Люди среди деревьев - Ханья Янагихара
Шрифт:
Интервал:
Были и другие, менее гигиеничные загадки. Стало очевидно, что он страстно увлечен собственным калом: он оставлял его колбаски на ковре, в саду, на столе. Странно, что при этом туалет сам по себе не был для него чем-то новым и непривычным: миссис Томлинсон сообщила мне, что, познакомившись с этим устройством, он нажал на рычаг с ловкостью и уверенностью, какой пока еще больше ни в чем не проявлял, и уставился на процесс смывания воды в отверстие. Однажды ночью я увидел, как он вышел из спальни и двинулся к туалету, но в нескольких футах от него остановился, почти лениво развязал веревку на своих пижамных штанах и уселся на корточки прямо над горшком с большой увядшей фуксией, стоявшим в центре ковра в холле.
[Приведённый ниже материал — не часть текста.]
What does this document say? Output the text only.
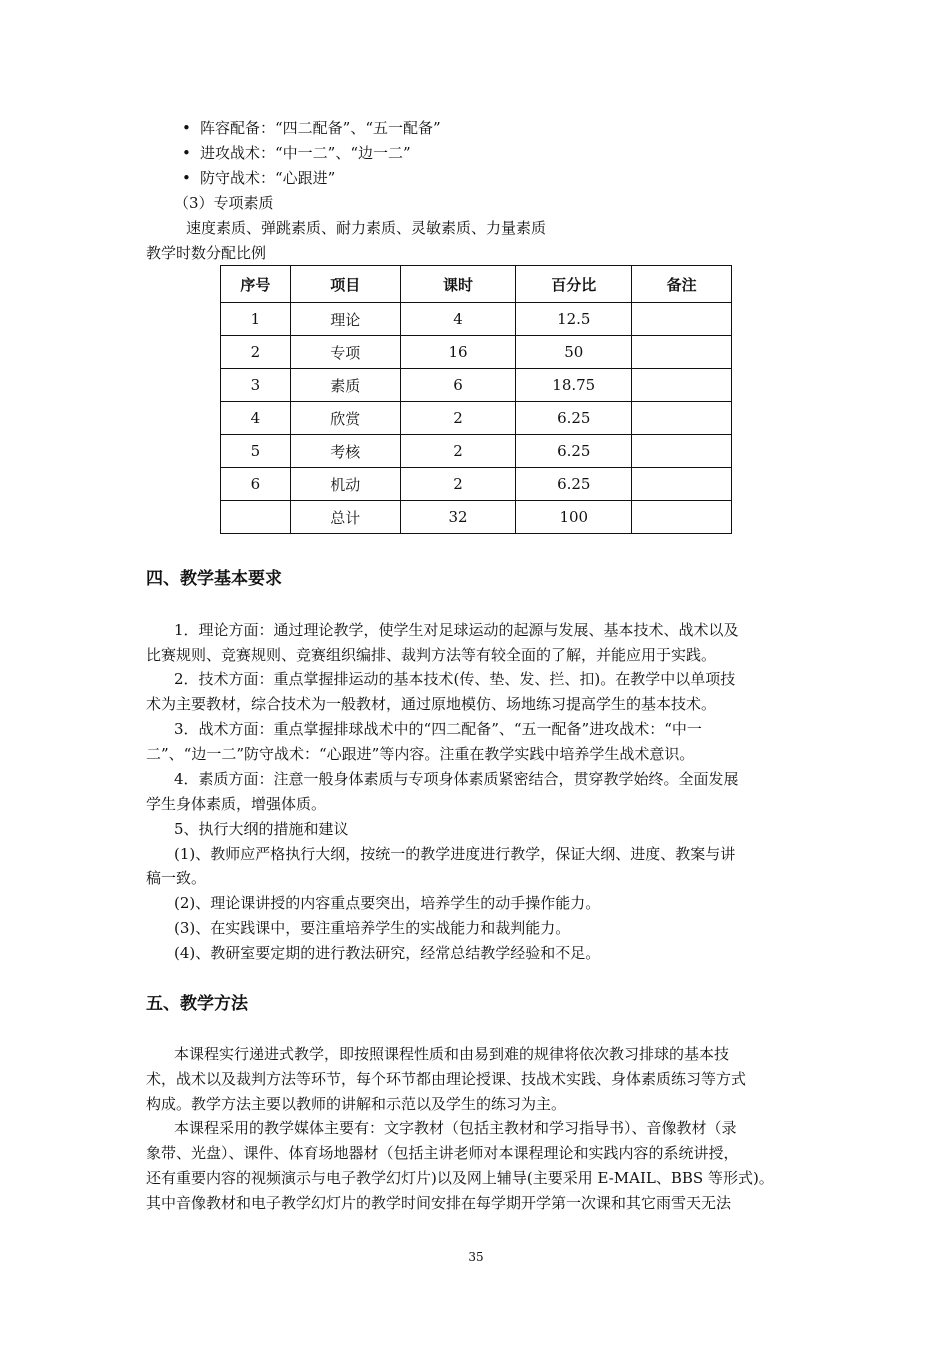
• 阵容配备：“四二配备”、“五一配备”
• 进攻战术：“中一二”、“边一二”
• 防守战术：“心跟进”
（3）专项素质
速度素质、弹跳素质、耐力素质、灵敏素质、力量素质
教学时数分配比例
序号	项目	课时	百分比	备注
1	理论	4	12.5	
2	专项	16	50	
3	素质	6	18.75	
4	欣赏	2	6.25	
5	考核	2	6.25	
6	机动	2	6.25	
	总计	32	100	
四、教学基本要求
1．理论方面：通过理论教学，使学生对足球运动的起源与发展、基本技术、战术以及
比赛规则、竞赛规则、竞赛组织编排、裁判方法等有较全面的了解，并能应用于实践。
2．技术方面：重点掌握排运动的基本技术(传、垫、发、拦、扣)。在教学中以单项技
术为主要教材，综合技术为一般教材，通过原地模仿、场地练习提高学生的基本技术。
3．战术方面：重点掌握排球战术中的“四二配备”、“五一配备”进攻战术：“中一
二”、“边一二”防守战术：“心跟进”等内容。注重在教学实践中培养学生战术意识。
4．素质方面：注意一般身体素质与专项身体素质紧密结合，贯穿教学始终。全面发展
学生身体素质，增强体质。
5、执行大纲的措施和建议
(1)、教师应严格执行大纲，按统一的教学进度进行教学，保证大纲、进度、教案与讲
稿一致。
(2)、理论课讲授的内容重点要突出，培养学生的动手操作能力。
(3)、在实践课中，要注重培养学生的实战能力和裁判能力。
(4)、教研室要定期的进行教法研究，经常总结教学经验和不足。
五、教学方法
本课程实行递进式教学，即按照课程性质和由易到难的规律将依次教习排球的基本技
术，战术以及裁判方法等环节，每个环节都由理论授课、技战术实践、身体素质练习等方式
构成。教学方法主要以教师的讲解和示范以及学生的练习为主。
本课程采用的教学媒体主要有：文字教材（包括主教材和学习指导书）、音像教材（录
象带、光盘）、课件、体育场地器材（包括主讲老师对本课程理论和实践内容的系统讲授，
还有重要内容的视频演示与电子教学幻灯片)以及网上辅导(主要采用 E-MAIL、BBS 等形式)。
其中音像教材和电子教学幻灯片的教学时间安排在每学期开学第一次课和其它雨雪天无法
35
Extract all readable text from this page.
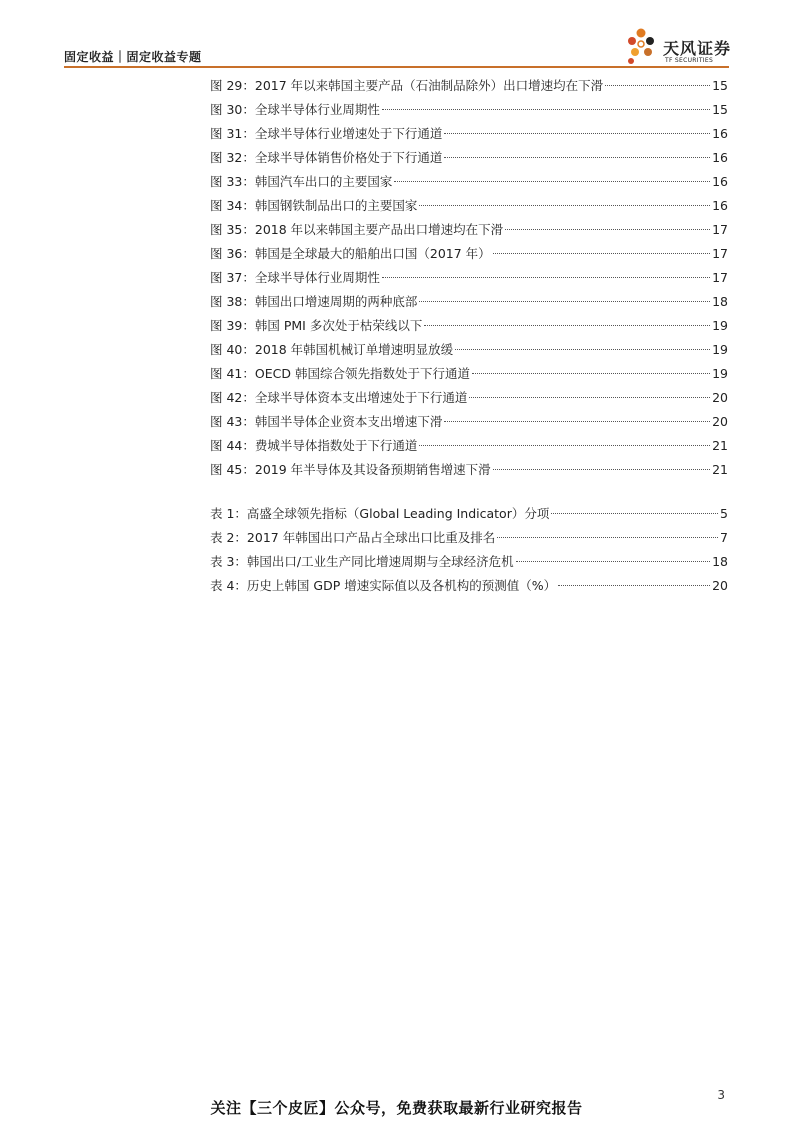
固定收益｜固定收益专题	天风证券
TF SECURITIES
图 29：2017 年以来韩国主要产品（石油制品除外）出口增速均在下滑	15
图 30：全球半导体行业周期性	15
图 31：全球半导体行业增速处于下行通道	16
图 32：全球半导体销售价格处于下行通道	16
图 33：韩国汽车出口的主要国家	16
图 34：韩国钢铁制品出口的主要国家	16
图 35：2018 年以来韩国主要产品出口增速均在下滑	17
图 36：韩国是全球最大的船舶出口国（2017 年）	17
图 37：全球半导体行业周期性	17
图 38：韩国出口增速周期的两种底部	18
图 39：韩国 PMI 多次处于枯荣线以下	19
图 40：2018 年韩国机械订单增速明显放缓	19
图 41：OECD 韩国综合领先指数处于下行通道	19
图 42：全球半导体资本支出增速处于下行通道	20
图 43：韩国半导体企业资本支出增速下滑	20
图 44：费城半导体指数处于下行通道	21
图 45：2019 年半导体及其设备预期销售增速下滑	21
表 1：高盛全球领先指标（Global Leading Indicator）分项	5
表 2：2017 年韩国出口产品占全球出口比重及排名	7
表 3：韩国出口/工业生产同比增速周期与全球经济危机	18
表 4：历史上韩国 GDP 增速实际值以及各机构的预测值（%）	20
3
关注【三个皮匠】公众号，免费获取最新行业研究报告
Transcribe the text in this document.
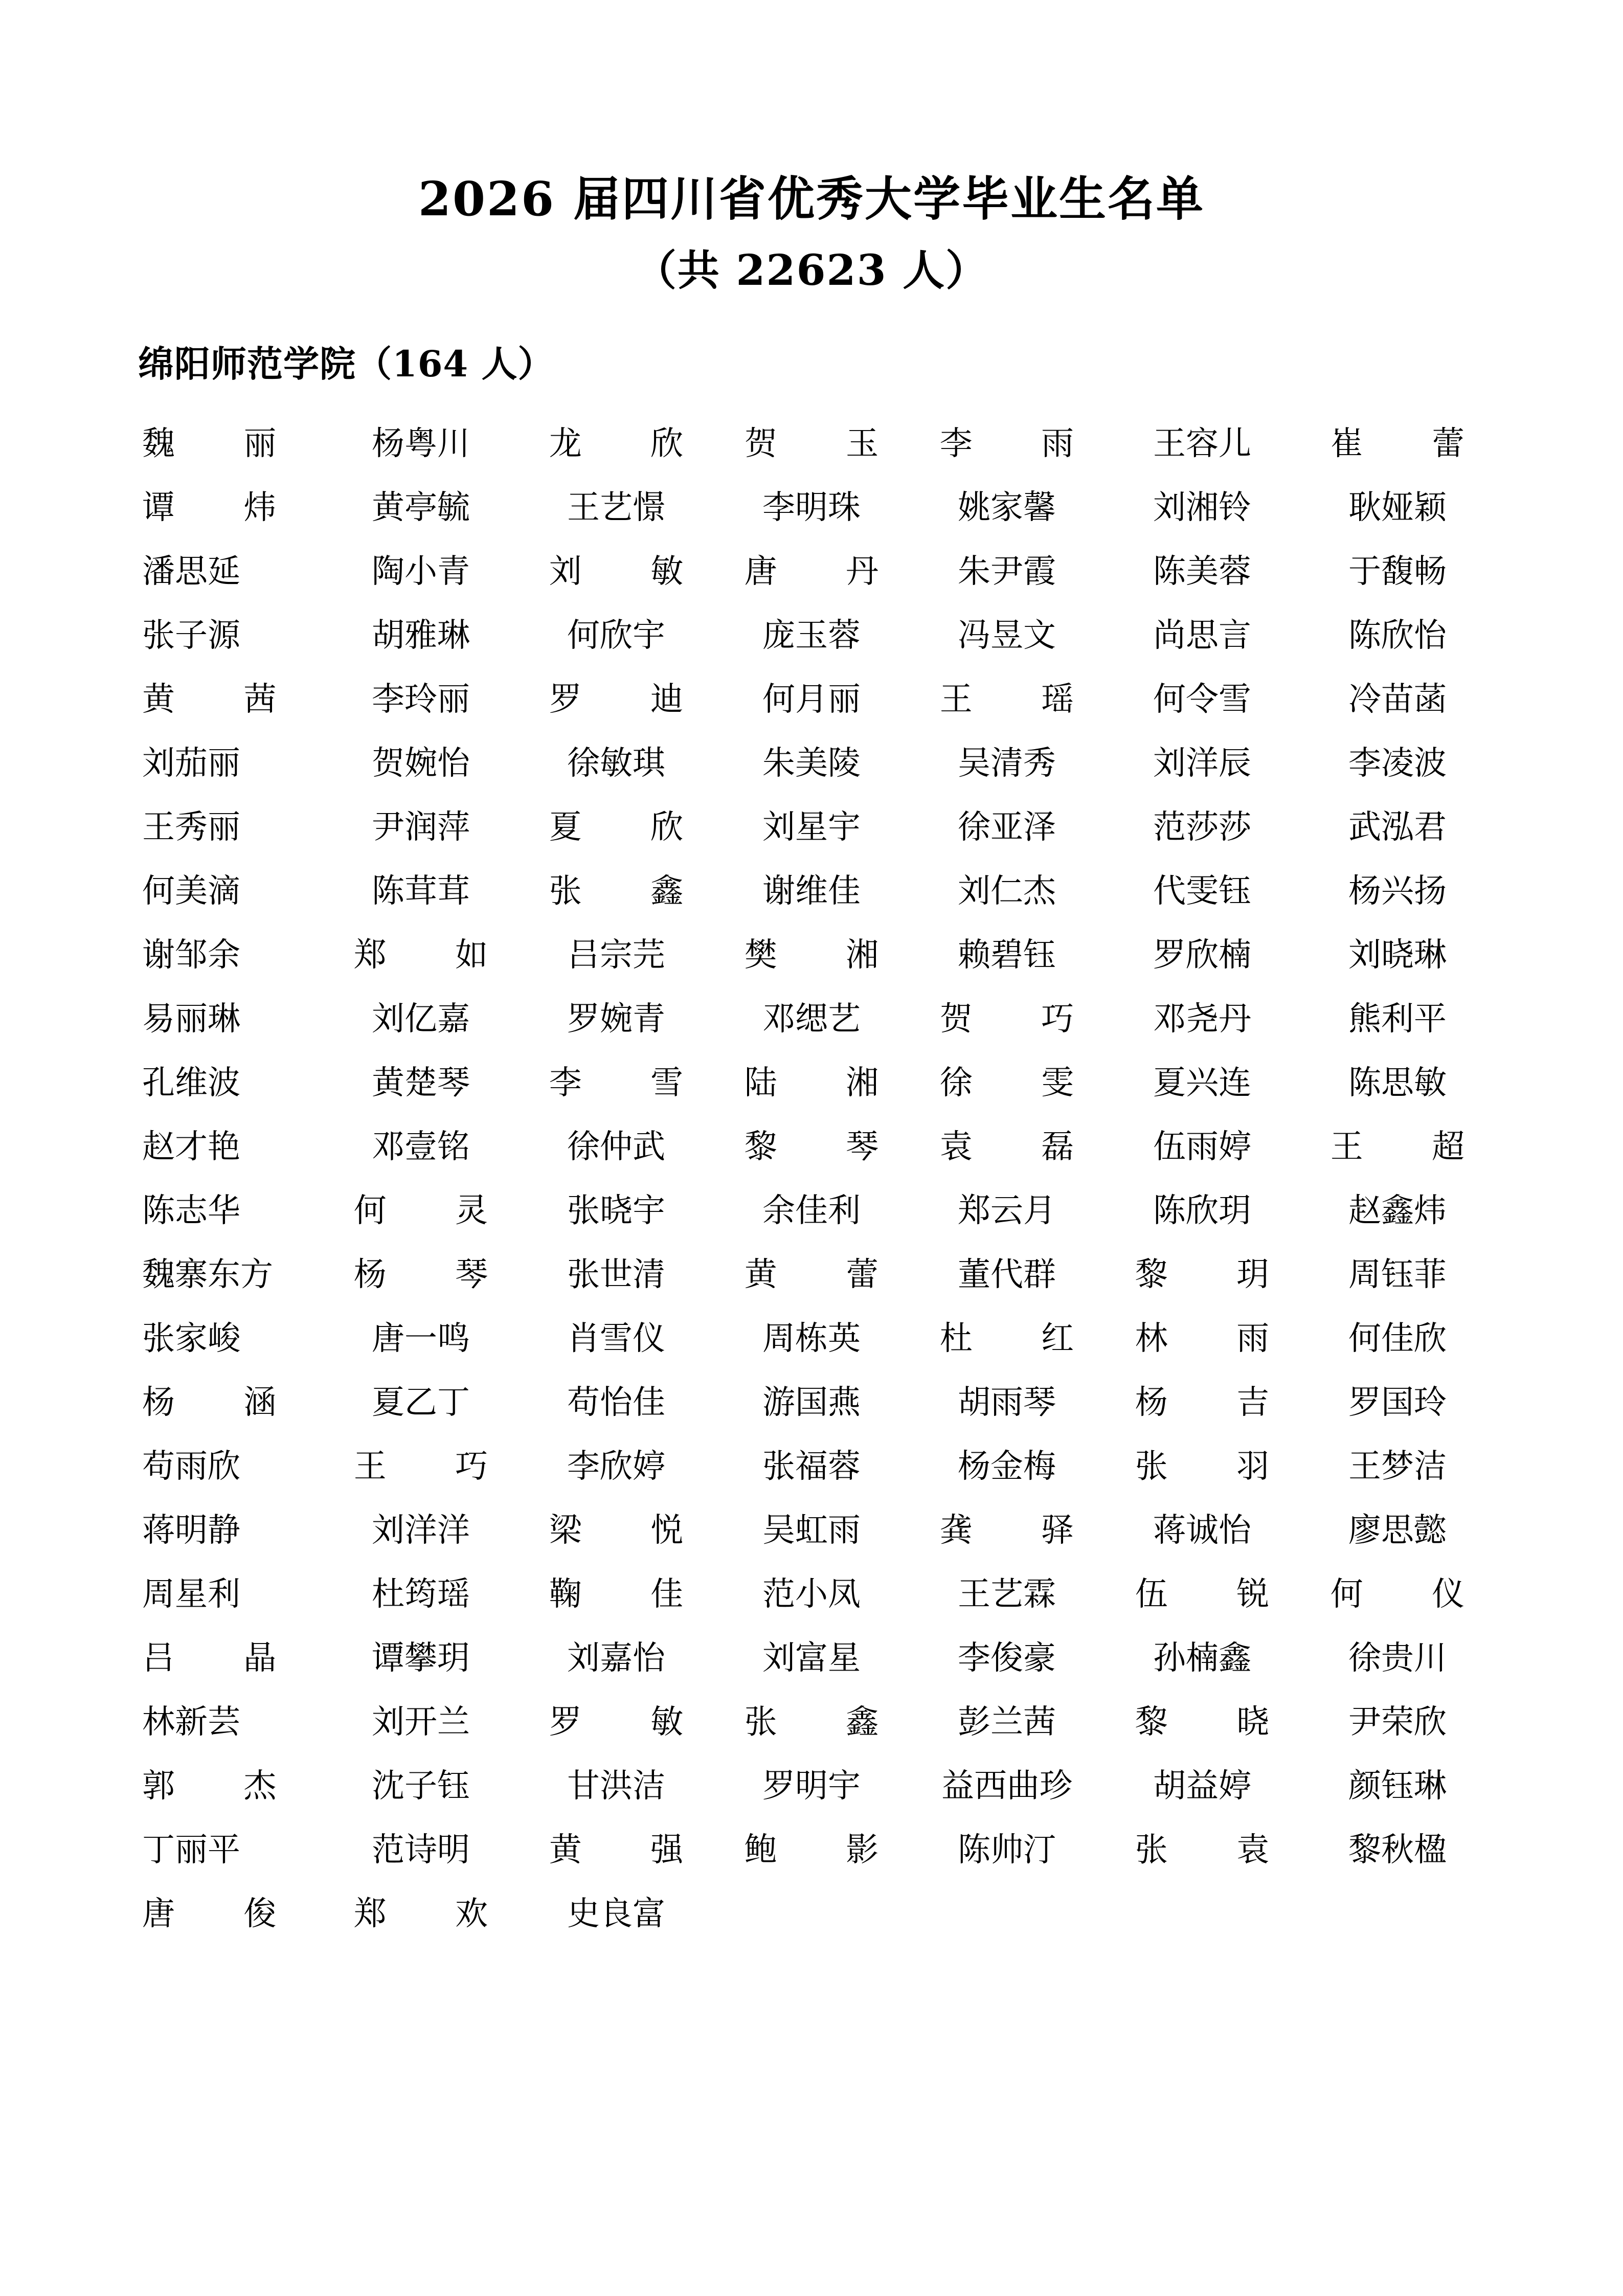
2026 届四川省优秀大学毕业生名单
（共 22623 人）
绵阳师范学院（164 人）
魏丽	杨粤川	龙欣	贺玉	李雨	王容儿	崔蕾
谭炜	黄亭毓	王艺憬	李明珠	姚家馨	刘湘铃	耿娅颖
潘思延	陶小青	刘敏	唐丹	朱尹霞	陈美蓉	于馥畅
张子源	胡雅琳	何欣宇	庞玉蓉	冯昱文	尚思言	陈欣怡
黄茜	李玲丽	罗迪	何月丽	王瑶	何令雪	冷苗菡
刘茄丽	贺婉怡	徐敏琪	朱美陵	吴清秀	刘洋辰	李凌波
王秀丽	尹润萍	夏欣	刘星宇	徐亚泽	范莎莎	武泓君
何美滴	陈茸茸	张鑫	谢维佳	刘仁杰	代雯钰	杨兴扬
谢邹余	郑如	吕宗芫	樊湘	赖碧钰	罗欣楠	刘晓琳
易丽琳	刘亿嘉	罗婉青	邓缌艺	贺巧	邓尧丹	熊利平
孔维波	黄楚琴	李雪	陆湘	徐雯	夏兴连	陈思敏
赵才艳	邓壹铭	徐仲武	黎琴	袁磊	伍雨婷	王超
陈志华	何灵	张晓宇	余佳利	郑云月	陈欣玥	赵鑫炜
魏寨东方	杨琴	张世清	黄蕾	董代群	黎玥	周钰菲
张家峻	唐一鸣	肖雪仪	周栋英	杜红	林雨	何佳欣
杨涵	夏乙丁	苟怡佳	游国燕	胡雨琴	杨吉	罗国玲
苟雨欣	王巧	李欣婷	张福蓉	杨金梅	张羽	王梦洁
蒋明静	刘洋洋	梁悦	吴虹雨	龚驿	蒋诚怡	廖思懿
周星利	杜筠瑶	鞠佳	范小凤	王艺霖	伍锐	何仪
吕晶	谭攀玥	刘嘉怡	刘富星	李俊豪	孙楠鑫	徐贵川
林新芸	刘开兰	罗敏	张鑫	彭兰茜	黎晓	尹荣欣
郭杰	沈子钰	甘洪洁	罗明宇	益西曲珍	胡益婷	颜钰琳
丁丽平	范诗明	黄强	鲍影	陈帅汀	张袁	黎秋楹
唐俊	郑欢	史良富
Как раз на днях у него появилось выражение лица, которое он чередовал (часто без сколь-нибудь очевидной причины) со своим привычным бесстрастным взглядом, страшноватая разновидность улыбки: он вытягивал свой длинный рот широким полумесяцем и обнажал редкие зубы пыльного цвета. Когда я позвал его по имени, он неторопливо обернулся и одарил меня этой улыбкой. Даже когда я шлепнул его по заднице и паху, он продолжал улыбаться, словно его лицевые мышцы застыли в гримасе и не могли расслабиться.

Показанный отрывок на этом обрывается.